Advent is nearly ended and the celebrations of Christmas are just around the corner. This month of December can be like a helter-skelter, landing us in a exhausted, yet hopefully happy heap on the eve of Christmas. Our ideal is that it’s filled with delicious smelling foods, much loved traditions, twinkly lights, and sparkly-eyed children. However, it can also be somewhat fraught with to-do lists, over tired people, busyness and bustle … or is that just us?!
However, Advent is not merely a preparation for Christmas. It is a distinct season in itself, a little like Lent is to Easter. It encompasses the tension between the brokenness of our world now and the glorious hope we have in Jesus. It allows us to grieve deeply for the pain around us, while knowing that there is redemption in Jesus. It is a time to engage with a God who did not stay far removed from His creation, but came down as a helpless, vulnerable baby to share in all the everyday joys and challenges of life; the incarnation.

During Advent we can hold the ideals of what we’d like our families to look like, alongside the reality of our everyday day lives. It is a season which invites us to both weep deeply and rejoice wildly.

Each year I have the intention of celebrating Advent well; allowing time and space to read and contemplate. Each year I am interrupted in this by a constant stream of requests and demands on my time. I’m quite sure I’m not alone in this. And yet, is this not what Christmas is all about? God among us. His life laid down for us? Our lives laid down for others? Might I be overlooking the very mission God has entrusted to me, if I try to bypass the mundane for more visibly valued tasks?
This Advent, once again, has flown by. There are many things we’ve not done which I’d hoped we would, many tears cried as we try to navigate girl teen years and keep a little one, scarred by trauma, calm when secure daily rhythms are not in place. I seem to have spent more time in the car than normal, but am delighted that this is due to the flourishing extra curricular activities of our children.
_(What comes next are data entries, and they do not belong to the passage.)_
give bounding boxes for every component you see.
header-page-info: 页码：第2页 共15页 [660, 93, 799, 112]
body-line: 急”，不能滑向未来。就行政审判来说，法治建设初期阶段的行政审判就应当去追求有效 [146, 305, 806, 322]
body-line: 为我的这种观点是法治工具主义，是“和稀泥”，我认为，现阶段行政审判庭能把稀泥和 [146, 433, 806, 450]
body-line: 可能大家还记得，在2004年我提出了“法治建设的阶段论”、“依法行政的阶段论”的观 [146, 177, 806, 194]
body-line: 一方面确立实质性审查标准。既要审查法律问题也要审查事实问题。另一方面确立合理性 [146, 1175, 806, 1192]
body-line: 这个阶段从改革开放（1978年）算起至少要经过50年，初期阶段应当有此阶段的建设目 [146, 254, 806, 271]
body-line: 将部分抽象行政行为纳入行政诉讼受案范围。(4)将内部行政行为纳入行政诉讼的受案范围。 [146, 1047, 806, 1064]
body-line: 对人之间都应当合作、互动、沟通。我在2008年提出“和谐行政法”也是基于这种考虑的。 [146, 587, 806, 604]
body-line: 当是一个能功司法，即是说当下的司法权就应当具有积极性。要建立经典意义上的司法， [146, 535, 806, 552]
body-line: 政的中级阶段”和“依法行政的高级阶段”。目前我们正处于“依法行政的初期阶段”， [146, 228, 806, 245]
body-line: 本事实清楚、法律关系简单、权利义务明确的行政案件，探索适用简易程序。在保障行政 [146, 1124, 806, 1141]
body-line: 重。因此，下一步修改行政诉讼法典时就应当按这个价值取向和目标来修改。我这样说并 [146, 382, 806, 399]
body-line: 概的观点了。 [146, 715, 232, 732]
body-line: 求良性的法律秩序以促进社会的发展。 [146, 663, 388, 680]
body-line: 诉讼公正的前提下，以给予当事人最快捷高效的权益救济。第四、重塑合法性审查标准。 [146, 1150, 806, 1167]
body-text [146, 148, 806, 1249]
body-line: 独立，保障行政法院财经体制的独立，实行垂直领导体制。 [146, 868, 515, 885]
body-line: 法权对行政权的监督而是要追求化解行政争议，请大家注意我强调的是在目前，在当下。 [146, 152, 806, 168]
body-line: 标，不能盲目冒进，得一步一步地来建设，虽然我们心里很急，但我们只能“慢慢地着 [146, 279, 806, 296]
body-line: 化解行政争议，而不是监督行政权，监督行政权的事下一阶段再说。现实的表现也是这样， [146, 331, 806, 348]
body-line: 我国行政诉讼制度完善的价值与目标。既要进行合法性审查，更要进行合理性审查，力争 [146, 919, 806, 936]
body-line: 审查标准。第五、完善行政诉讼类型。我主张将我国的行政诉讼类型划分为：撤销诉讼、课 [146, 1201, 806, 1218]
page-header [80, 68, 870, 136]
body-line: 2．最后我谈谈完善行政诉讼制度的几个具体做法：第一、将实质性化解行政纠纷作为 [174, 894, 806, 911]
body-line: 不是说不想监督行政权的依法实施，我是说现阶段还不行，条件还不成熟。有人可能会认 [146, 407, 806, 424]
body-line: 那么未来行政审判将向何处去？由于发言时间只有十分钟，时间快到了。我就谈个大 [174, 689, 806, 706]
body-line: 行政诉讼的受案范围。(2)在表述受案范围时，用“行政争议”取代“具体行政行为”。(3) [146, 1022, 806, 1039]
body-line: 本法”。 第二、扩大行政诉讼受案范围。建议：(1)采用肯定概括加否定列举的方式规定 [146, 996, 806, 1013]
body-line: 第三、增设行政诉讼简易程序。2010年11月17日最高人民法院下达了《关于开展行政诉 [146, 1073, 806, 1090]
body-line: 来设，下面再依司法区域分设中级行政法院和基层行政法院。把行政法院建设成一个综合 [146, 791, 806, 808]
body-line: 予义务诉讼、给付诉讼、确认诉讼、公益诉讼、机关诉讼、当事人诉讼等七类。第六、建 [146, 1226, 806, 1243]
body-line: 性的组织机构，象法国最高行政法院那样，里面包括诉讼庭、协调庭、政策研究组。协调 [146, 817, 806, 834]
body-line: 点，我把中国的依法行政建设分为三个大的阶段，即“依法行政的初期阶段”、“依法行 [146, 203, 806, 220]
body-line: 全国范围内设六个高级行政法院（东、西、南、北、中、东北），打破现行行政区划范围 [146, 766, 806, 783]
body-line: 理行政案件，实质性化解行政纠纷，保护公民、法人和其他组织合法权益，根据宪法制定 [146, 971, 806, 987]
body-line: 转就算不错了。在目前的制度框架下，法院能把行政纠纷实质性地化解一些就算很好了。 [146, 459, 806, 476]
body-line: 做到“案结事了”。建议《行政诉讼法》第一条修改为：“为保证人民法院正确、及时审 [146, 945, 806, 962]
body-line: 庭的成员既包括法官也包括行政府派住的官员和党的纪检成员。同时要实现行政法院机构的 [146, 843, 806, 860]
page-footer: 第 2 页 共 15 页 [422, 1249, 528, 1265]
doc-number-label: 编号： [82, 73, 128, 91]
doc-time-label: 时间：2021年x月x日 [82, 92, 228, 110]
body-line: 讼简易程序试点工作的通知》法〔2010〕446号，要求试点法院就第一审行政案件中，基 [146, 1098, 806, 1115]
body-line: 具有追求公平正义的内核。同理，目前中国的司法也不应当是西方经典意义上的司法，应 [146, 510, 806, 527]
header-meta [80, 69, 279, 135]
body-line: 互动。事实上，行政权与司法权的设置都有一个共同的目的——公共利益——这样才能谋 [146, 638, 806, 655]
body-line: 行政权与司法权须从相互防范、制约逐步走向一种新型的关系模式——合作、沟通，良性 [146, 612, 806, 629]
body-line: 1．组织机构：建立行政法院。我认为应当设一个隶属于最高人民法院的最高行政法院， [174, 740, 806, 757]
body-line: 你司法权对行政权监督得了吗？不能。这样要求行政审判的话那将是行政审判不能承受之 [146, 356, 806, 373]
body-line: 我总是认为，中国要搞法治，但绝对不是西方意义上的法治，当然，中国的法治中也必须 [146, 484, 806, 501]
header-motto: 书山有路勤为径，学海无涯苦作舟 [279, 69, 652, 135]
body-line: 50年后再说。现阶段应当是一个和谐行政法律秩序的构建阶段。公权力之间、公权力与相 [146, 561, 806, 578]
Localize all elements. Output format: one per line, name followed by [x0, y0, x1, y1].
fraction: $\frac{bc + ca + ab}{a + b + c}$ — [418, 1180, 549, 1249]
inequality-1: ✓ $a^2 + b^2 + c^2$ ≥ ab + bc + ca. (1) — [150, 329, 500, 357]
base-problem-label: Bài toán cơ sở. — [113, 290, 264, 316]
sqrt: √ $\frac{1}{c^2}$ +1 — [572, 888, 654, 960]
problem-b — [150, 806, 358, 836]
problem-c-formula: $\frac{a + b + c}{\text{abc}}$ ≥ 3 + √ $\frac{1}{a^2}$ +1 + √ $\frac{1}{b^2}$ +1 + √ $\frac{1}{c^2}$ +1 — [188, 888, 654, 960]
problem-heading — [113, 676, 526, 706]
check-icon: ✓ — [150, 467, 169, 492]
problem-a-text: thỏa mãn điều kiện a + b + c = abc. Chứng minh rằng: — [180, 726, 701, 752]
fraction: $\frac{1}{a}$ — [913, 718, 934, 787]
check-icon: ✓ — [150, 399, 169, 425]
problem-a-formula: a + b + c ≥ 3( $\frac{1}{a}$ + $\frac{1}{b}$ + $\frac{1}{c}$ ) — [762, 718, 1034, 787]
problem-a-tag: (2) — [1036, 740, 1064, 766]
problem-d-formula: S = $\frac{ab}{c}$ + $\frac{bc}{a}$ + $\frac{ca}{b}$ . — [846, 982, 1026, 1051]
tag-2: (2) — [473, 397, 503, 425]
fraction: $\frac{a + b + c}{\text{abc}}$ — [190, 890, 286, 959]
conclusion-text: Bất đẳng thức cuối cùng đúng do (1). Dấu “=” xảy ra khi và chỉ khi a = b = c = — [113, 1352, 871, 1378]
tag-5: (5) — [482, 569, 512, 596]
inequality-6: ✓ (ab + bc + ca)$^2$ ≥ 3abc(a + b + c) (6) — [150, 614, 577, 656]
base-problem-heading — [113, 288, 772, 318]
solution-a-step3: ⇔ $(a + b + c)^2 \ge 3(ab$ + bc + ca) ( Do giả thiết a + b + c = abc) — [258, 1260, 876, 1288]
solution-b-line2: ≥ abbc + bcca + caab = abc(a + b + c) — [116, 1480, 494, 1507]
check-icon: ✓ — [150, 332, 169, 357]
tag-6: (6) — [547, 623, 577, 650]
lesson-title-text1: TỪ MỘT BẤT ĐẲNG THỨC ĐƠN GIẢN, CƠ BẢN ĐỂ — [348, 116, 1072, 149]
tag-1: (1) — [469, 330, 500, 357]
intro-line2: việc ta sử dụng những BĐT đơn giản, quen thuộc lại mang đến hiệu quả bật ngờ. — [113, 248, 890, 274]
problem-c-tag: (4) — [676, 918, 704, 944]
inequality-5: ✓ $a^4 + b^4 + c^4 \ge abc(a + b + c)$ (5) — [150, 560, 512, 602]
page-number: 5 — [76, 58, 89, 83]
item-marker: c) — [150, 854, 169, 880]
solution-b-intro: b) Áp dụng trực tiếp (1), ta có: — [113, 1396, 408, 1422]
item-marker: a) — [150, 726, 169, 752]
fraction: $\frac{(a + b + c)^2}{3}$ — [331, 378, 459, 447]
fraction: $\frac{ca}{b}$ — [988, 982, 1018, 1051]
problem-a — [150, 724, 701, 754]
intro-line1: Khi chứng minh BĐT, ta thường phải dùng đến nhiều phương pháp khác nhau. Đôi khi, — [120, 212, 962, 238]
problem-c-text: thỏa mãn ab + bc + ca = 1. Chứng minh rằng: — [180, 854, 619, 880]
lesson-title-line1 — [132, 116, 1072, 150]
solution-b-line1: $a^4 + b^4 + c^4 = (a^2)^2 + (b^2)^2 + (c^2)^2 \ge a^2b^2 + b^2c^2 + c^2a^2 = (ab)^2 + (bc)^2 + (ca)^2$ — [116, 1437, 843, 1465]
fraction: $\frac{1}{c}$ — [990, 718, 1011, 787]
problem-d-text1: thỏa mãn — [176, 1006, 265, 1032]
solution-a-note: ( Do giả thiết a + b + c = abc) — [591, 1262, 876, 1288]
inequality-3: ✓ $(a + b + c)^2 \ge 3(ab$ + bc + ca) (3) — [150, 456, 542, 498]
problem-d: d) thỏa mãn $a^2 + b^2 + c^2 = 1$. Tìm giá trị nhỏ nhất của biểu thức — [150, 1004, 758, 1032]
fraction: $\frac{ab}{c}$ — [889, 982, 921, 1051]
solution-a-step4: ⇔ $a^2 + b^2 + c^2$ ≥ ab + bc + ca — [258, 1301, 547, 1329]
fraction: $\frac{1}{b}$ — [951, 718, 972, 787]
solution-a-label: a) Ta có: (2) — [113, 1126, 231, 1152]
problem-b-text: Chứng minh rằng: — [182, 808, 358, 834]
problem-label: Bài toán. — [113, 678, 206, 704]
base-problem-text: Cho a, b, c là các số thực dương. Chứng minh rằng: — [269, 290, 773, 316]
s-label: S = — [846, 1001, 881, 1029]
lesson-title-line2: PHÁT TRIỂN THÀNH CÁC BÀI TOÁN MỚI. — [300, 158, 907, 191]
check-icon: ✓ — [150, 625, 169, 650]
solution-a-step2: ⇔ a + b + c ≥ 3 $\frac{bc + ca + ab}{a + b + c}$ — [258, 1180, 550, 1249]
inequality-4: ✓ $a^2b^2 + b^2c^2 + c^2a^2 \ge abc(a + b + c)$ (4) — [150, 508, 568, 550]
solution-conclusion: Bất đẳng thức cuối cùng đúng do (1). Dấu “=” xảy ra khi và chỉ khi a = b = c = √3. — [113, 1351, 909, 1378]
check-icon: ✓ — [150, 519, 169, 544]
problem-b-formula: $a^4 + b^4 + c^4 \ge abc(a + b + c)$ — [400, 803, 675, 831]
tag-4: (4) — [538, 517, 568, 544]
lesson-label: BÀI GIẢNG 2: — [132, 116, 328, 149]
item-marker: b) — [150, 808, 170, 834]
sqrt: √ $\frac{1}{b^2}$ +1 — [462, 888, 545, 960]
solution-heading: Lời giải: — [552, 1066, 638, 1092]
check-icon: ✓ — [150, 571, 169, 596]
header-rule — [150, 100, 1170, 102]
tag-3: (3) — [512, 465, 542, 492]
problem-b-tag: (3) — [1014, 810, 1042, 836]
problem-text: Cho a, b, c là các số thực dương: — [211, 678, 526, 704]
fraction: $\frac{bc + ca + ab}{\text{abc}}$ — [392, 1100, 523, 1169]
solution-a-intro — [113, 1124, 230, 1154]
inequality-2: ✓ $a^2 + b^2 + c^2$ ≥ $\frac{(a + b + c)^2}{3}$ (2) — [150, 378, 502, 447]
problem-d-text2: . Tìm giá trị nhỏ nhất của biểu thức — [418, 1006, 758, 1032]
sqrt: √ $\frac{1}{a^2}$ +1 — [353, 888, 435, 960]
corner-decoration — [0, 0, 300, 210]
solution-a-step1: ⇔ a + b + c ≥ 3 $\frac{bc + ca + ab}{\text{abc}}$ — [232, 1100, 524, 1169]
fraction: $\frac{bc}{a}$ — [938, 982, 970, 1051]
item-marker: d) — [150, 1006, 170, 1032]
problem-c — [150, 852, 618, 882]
There has been the continual grappling of how to live in the world we increasingly find ourselves in; to “live not by lies” (Rod Dreher, 2020). But there has been laughter too, numerous deep discussions around the dinner table, the wonder of glorious sunsets and the peace of candle light and hot tea first thing in the morning. We’ve had some fabulous outings, enjoyed meeting up with friends, thrown ourselves into Christmas crafting and cooking and taken time out to sit and read aloud together. It has been a season which has invited me to acknowledge my fears to the God who created me, to weep deeply and to celebrate with joy and laughter.




Now, in this week before Christmas, we are hibernating for a few days away from home in a friend’s house by the sea. I can’t quite believe we are here, having left all the usual pre Christmas whirlwind firmly behind. It is quiet. I’m reading to myself, to the girls and to the whole family. We’re walking and eating meals I’d shopped for and prepared beforehand. I can take great gulps of sea air. It is a place of memories and a reminder of God’s faithfulness and a multitude of answered prayers. The future for all of us may be ever more uncertain, but Jesus, our Rock and Redeemer is the same yesterday, today and forever.

As we draw to the close of the year, thank you all for taking time to read these reflections of family, faith and seasons of life. For those of you who home educate, do check out Mended Teacups home ed podcast which I trust will encourage you. May you all have a very merry Christmas, filled with joy, peace, hope and love.